Y en el segundo caso, es igualmente ingenuo atribuir al Mal una posición preponderante en la batalla; pero aturdidos y debilitados por la general falta de testimonios, nos persuadimos de que no se puede hacer nada porque "te matan", y nos rendimos sin luchar.
Ambas posturas son constructos mentales erróneos, como en la esquizofrenia, que nos hunden cada vez más en el fango de la apostasía.
Si somos hijos de Dios no tiene sentido que consideremos como única vía luchar con las armas del enemigo (TIC) y tampoco tiene sentido que establezcamos nosotros los tiempos que sólo a Dios compete decidir y, bajo ese error, extraviemos la vida evangélica.

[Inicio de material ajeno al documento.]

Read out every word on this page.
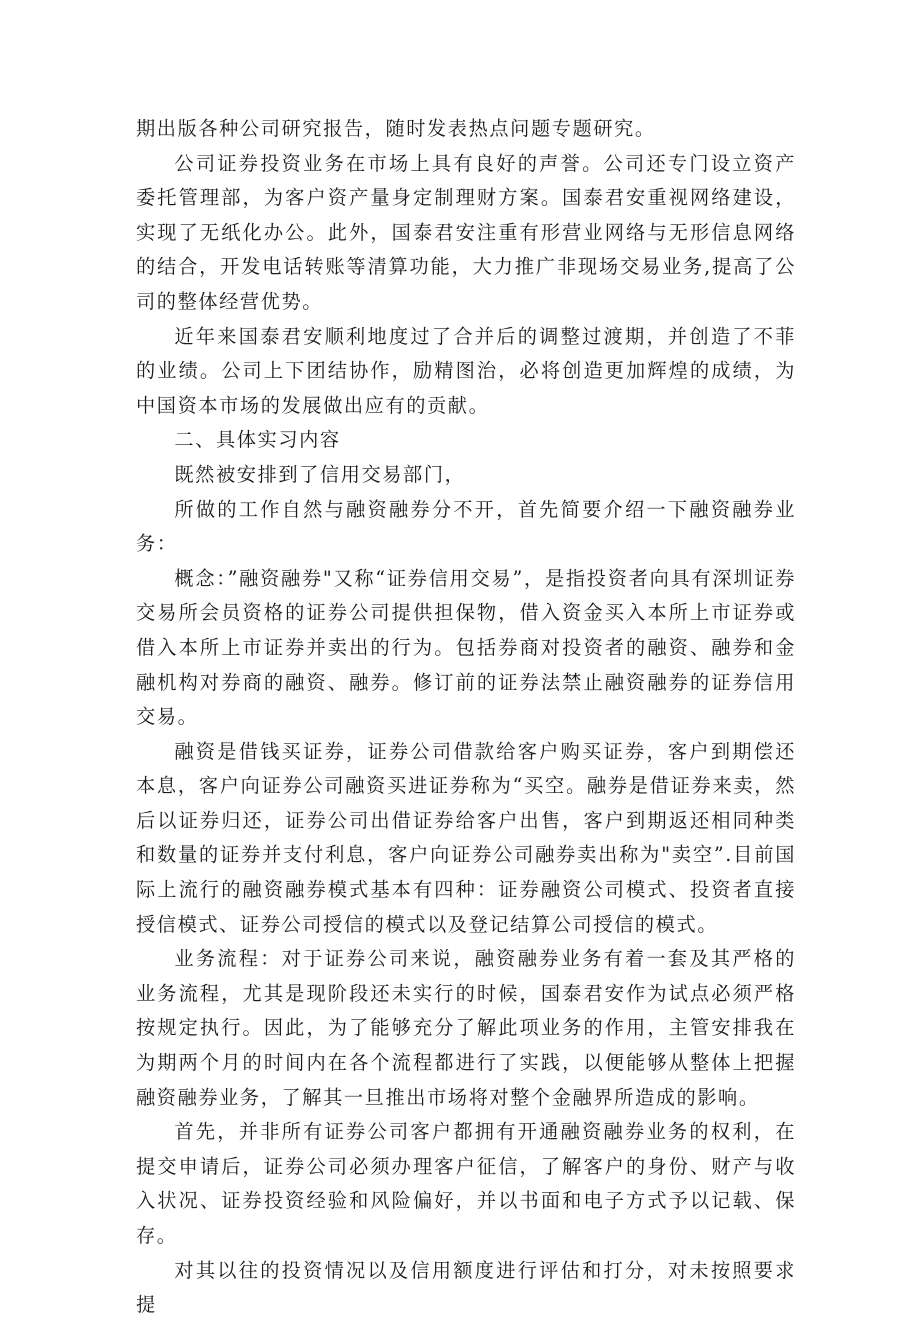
期出版各种公司研究报告，随时发表热点问题专题研究。

公司证券投资业务在市场上具有良好的声誉。公司还专门设立资产委托管理部，为客户资产量身定制理财方案。国泰君安重视网络建设，实现了无纸化办公。此外，国泰君安注重有形营业网络与无形信息网络的结合，开发电话转账等清算功能，大力推广非现场交易业务,提高了公司的整体经营优势。

近年来国泰君安顺利地度过了合并后的调整过渡期，并创造了不菲的业绩。公司上下团结协作，励精图治，必将创造更加辉煌的成绩，为中国资本市场的发展做出应有的贡献。

二、具体实习内容

既然被安排到了信用交易部门，

所做的工作自然与融资融券分不开，首先简要介绍一下融资融券业务：

概念：”融资融券"又称“证券信用交易”，是指投资者向具有深圳证券交易所会员资格的证券公司提供担保物，借入资金买入本所上市证券或借入本所上市证券并卖出的行为。包括券商对投资者的融资、融券和金融机构对券商的融资、融券。修订前的证券法禁止融资融券的证券信用交易。

融资是借钱买证券，证券公司借款给客户购买证券，客户到期偿还本息，客户向证券公司融资买进证券称为“买空。融券是借证券来卖，然后以证券归还，证券公司出借证券给客户出售，客户到期返还相同种类和数量的证券并支付利息，客户向证券公司融券卖出称为"卖空”.目前国际上流行的融资融券模式基本有四种：证券融资公司模式、投资者直接授信模式、证券公司授信的模式以及登记结算公司授信的模式。

业务流程：对于证券公司来说，融资融券业务有着一套及其严格的业务流程，尤其是现阶段还未实行的时候，国泰君安作为试点必须严格按规定执行。因此，为了能够充分了解此项业务的作用，主管安排我在为期两个月的时间内在各个流程都进行了实践，以便能够从整体上把握融资融券业务，了解其一旦推出市场将对整个金融界所造成的影响。

首先，并非所有证券公司客户都拥有开通融资融券业务的权利，在提交申请后，证券公司必须办理客户征信，了解客户的身份、财产与收入状况、证券投资经验和风险偏好，并以书面和电子方式予以记载、保存。

对其以往的投资情况以及信用额度进行评估和打分，对未按照要求提
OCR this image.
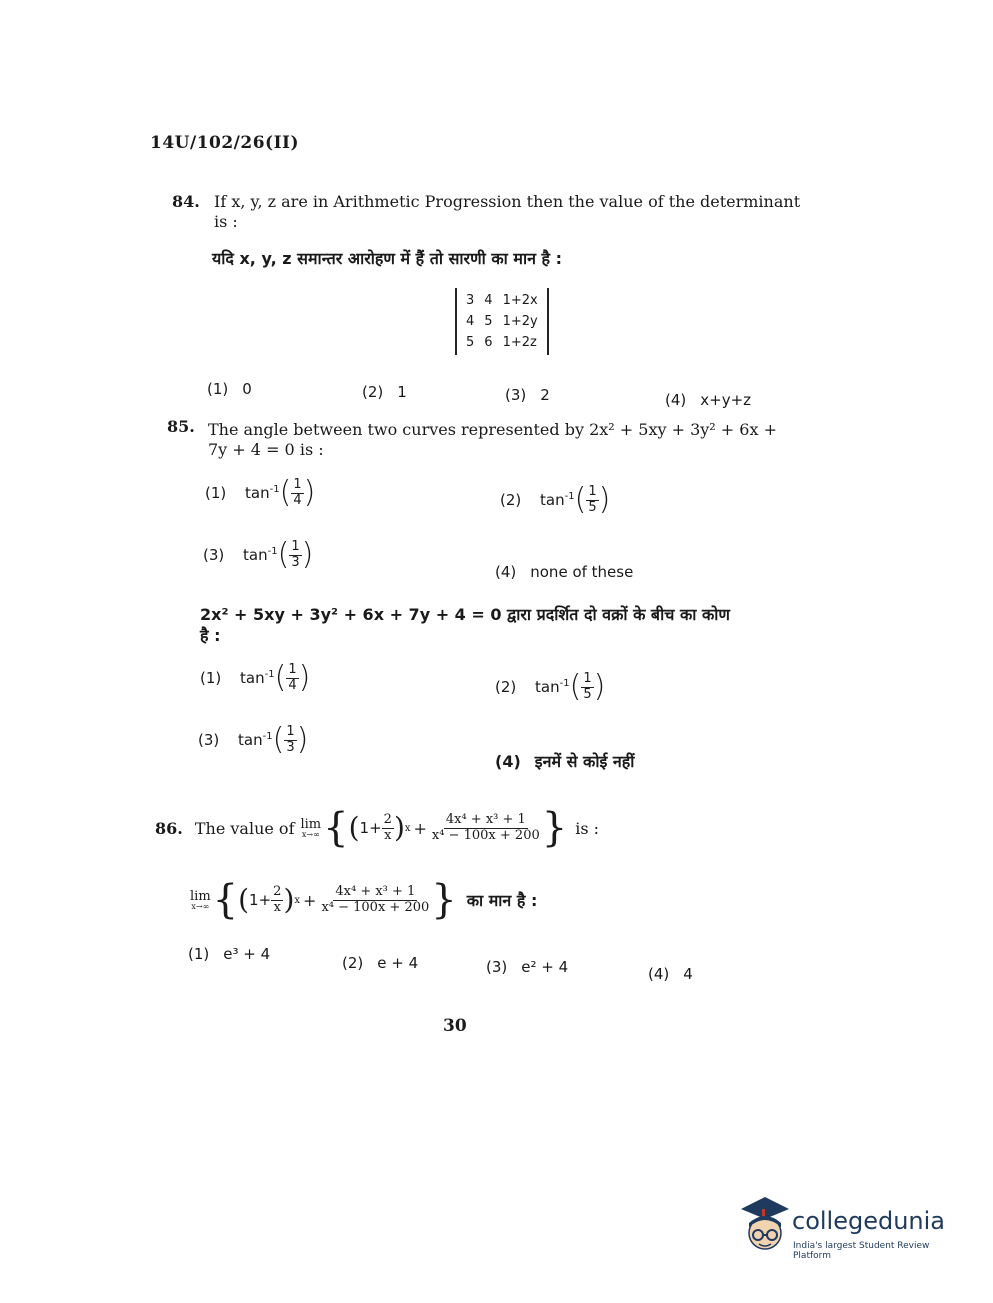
14U/102/26(II)
84. If x, y, z are in Arithmetic Progression then the value of the determinant
is :
यदि x, y, z समान्तर आरोहण में हैं तो सारणी का मान है :
3	4	1+2x
4	5	1+2y
5	6	1+2z
(1) 0	(2) 1	(3) 2	(4) x+y+z
85. The angle between two curves represented by 2x² + 5xy + 3y² + 6x +
7y + 4 = 0 is :
(1) $\tan^{-1}( \frac{1}{4}$ )	(2) $\tan^{-1}( \frac{1}{5}$ )
(3) $\tan^{-1}( \frac{1}{3}$ )	(4) none of these
2x² + 5xy + 3y² + 6x + 7y + 4 = 0 द्वारा प्रदर्शित दो वक्रों के बीच का कोण
है :
(1) $\tan^{-1}( \frac{1}{4}$ )	(2) $\tan^{-1}( \frac{1}{5}$ )
(3) $\tan^{-1}( \frac{1}{3}$ )
(4) इनमें से कोई नहीं
86. The value of lim
x→∞ { ( $1 + \frac{2}{x}$ ) $x + \frac{\text{4x⁴ + x³ + 1}}{\text{x⁴ − 100x + 200}}$ } is :
lim
x→∞ { ( $1 + \frac{2}{x}$ ) $x + \frac{\text{4x⁴ + x³ + 1}}{\text{x⁴ − 100x + 200}}$ } का मान है :
(1) e³ + 4	(2) e + 4	(3) e² + 4	(4) 4
30
collegedunia
India's largest Student Review Platform
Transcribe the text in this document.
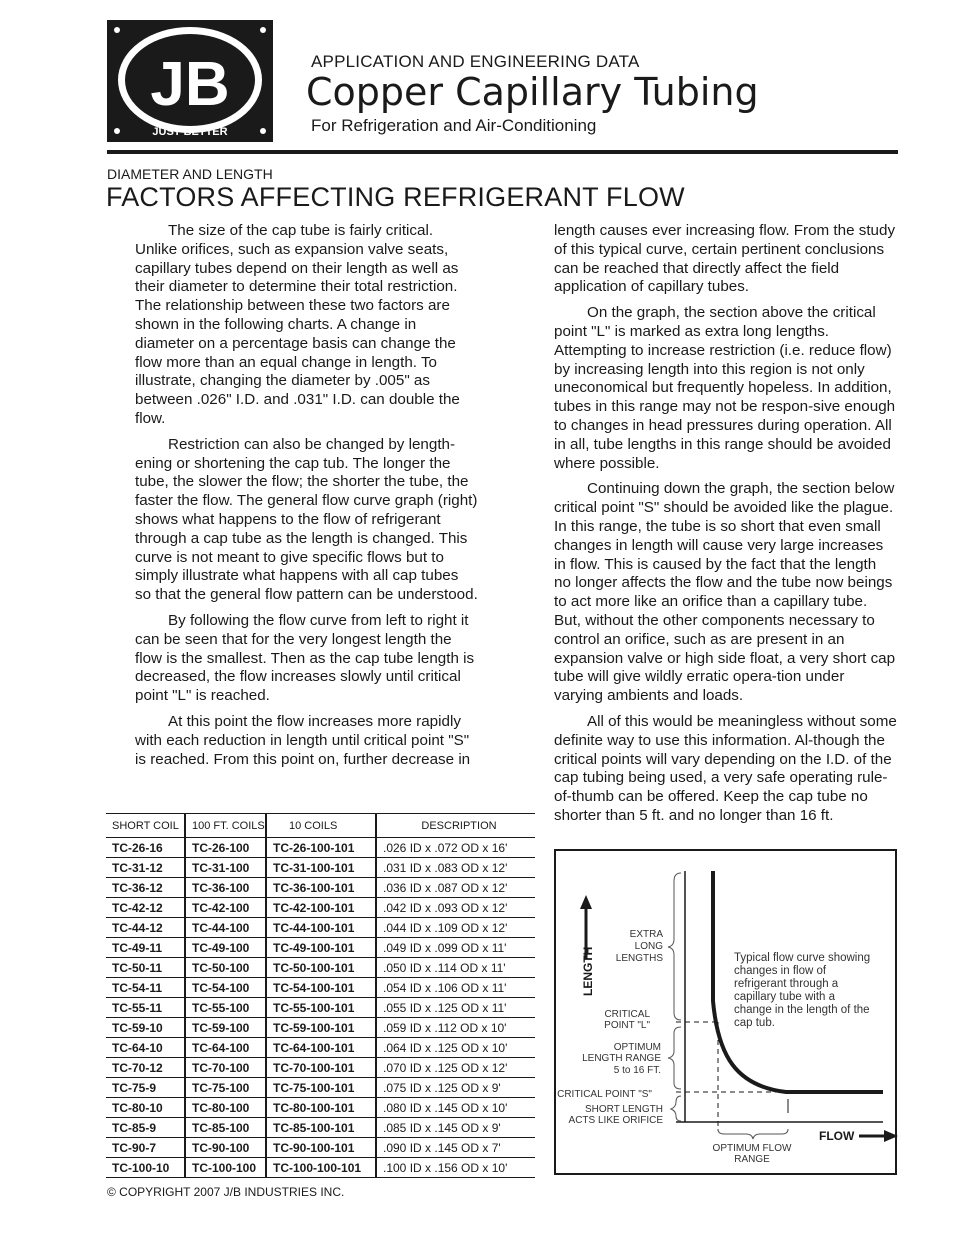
JB
JUST BETTER
APPLICATION AND ENGINEERING DATA
Copper Capillary Tubing
For Refrigeration and Air-Conditioning
DIAMETER AND LENGTH
FACTORS AFFECTING REFRIGERANT FLOW

The size of the cap tube is fairly critical. Unlike orifices, such as expansion valve seats, capillary tubes depend on their length as well as their diameter to determine their total restriction. The relationship between these two factors are shown in the following charts. A change in diameter on a percentage basis can change the flow more than an equal change in length. To illustrate, changing the diameter by .005" as between .026" I.D. and .031" I.D. can double the flow.

Restriction can also be changed by length-ening or shortening the cap tub. The longer the tube, the slower the flow; the shorter the tube, the faster the flow. The general flow curve graph (right) shows what happens to the flow of refrigerant through a cap tube as the length is changed. This curve is not meant to give specific flows but to simply illustrate what happens with all cap tubes so that the general flow pattern can be understood.

By following the flow curve from left to right it can be seen that for the very longest length the flow is the smallest. Then as the cap tube length is decreased, the flow increases slowly until critical point "L" is reached.

At this point the flow increases more rapidly with each reduction in length until critical point "S" is reached. From this point on, further decrease in

length causes ever increasing flow. From the study of this typical curve, certain pertinent conclusions can be reached that directly affect the field application of capillary tubes.

On the graph, the section above the critical point "L" is marked as extra long lengths. Attempting to increase restriction (i.e. reduce flow) by increasing length into this region is not only uneconomical but frequently hopeless. In addition, tubes in this range may not be respon-sive enough to changes in head pressures during operation. All in all, tube lengths in this range should be avoided where possible.

Continuing down the graph, the section below critical point "S" should be avoided like the plague. In this range, the tube is so short that even small changes in length will cause very large increases in flow. This is caused by the fact that the length no longer affects the flow and the tube now beings to act more like an orifice than a capillary tube. But, without the other components necessary to control an orifice, such as are present in an expansion valve or high side float, a very short cap tube will give wildly erratic opera-tion under varying ambients and loads.

All of this would be meaningless without some definite way to use this information. Al-though the critical points will vary depending on the I.D. of the cap tubing being used, a very safe operating rule-of-thumb can be offered. Keep the cap tube no shorter than 5 ft. and no longer than 16 ft.

SHORT COIL	100 FT. COILS	10 COILS	DESCRIPTION
TC-26-16	TC-26-100	TC-26-100-101	.026 ID x .072 OD x 16'
TC-31-12	TC-31-100	TC-31-100-101	.031 ID x .083 OD x 12'
TC-36-12	TC-36-100	TC-36-100-101	.036 ID x .087 OD x 12'
TC-42-12	TC-42-100	TC-42-100-101	.042 ID x .093 OD x 12'
TC-44-12	TC-44-100	TC-44-100-101	.044 ID x .109 OD x 12'
TC-49-11	TC-49-100	TC-49-100-101	.049 ID x .099 OD x 11'
TC-50-11	TC-50-100	TC-50-100-101	.050 ID x .114 OD x 11'
TC-54-11	TC-54-100	TC-54-100-101	.054 ID x .106 OD x 11'
TC-55-11	TC-55-100	TC-55-100-101	.055 ID x .125 OD x 11'
TC-59-10	TC-59-100	TC-59-100-101	.059 ID x .112 OD x 10'
TC-64-10	TC-64-100	TC-64-100-101	.064 ID x .125 OD x 10'
TC-70-12	TC-70-100	TC-70-100-101	.070 ID x .125 OD x 12'
TC-75-9	TC-75-100	TC-75-100-101	.075 ID x .125 OD x 9'
TC-80-10	TC-80-100	TC-80-100-101	.080 ID x .145 OD x 10'
TC-85-9	TC-85-100	TC-85-100-101	.085 ID x .145 OD x 9'
TC-90-7	TC-90-100	TC-90-100-101	.090 ID x .145 OD x 7'
TC-100-10	TC-100-100	TC-100-100-101	.100 ID x .156 OD x 10'
© COPYRIGHT 2007 J/B INDUSTRIES INC.
LENGTH
FLOW
EXTRA
LONG
LENGTHS
CRITICAL
POINT "L"
OPTIMUM
LENGTH RANGE
5 to 16 FT.
CRITICAL POINT "S"
SHORT LENGTH
ACTS LIKE ORIFICE
OPTIMUM FLOW
RANGE
Typical flow curve showing
changes in flow of
refrigerant through a
capillary tube with a
change in the length of the
cap tub.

Es tiempo para la fe; para poner en el centro a Cristo y a través de un trato íntimo con Él avanzar personal y plenamente -ejerciendo el carisma propio- en la construcción colectiva de una nueva Civilización. En ese camino -ciertamente ardiente- conoceremos la Verdad que nos hará libres y poderosos por el Amor. Y ya no tendremos que imaginar qué está pasando verdaderamente, porque seremos los autores de esa creación ("lo hago todo nuevo "). Si hay que ir aquí o allí, usar esto o aquello, hacer esto o lo otro, no será porque nuestra inteligencia nos lo diga sino porque Jesús vivo y resucitado así lo indique, a cada cual según su función propia: muchos miembros pero un solo cuerpo, un solo Señor, una sola fe.
No es tiempo de lamentaciones; la mies es abundante y los obreros pocos... es tiempo de echar mano al arado y no mirar atrás. Y por verlo así, rechazo ese lenguaje engañoso que refleja esta verdad en una superficie ondulante, de modo que turba el ánimo en vez de enardecerlo. Asimismo, recelo de los discursos bienintencionados que provocan polémicas y ralentizan la conversión y por consiguiente la evangelización; y "echo de menos que haya más pastores que se pongan por encima de todas las demás personas del único modo que alzarse así es estar haciendo la voluntad de Dios: Amando a todos a fondo perdido" (de una homilía de D. Marcelo).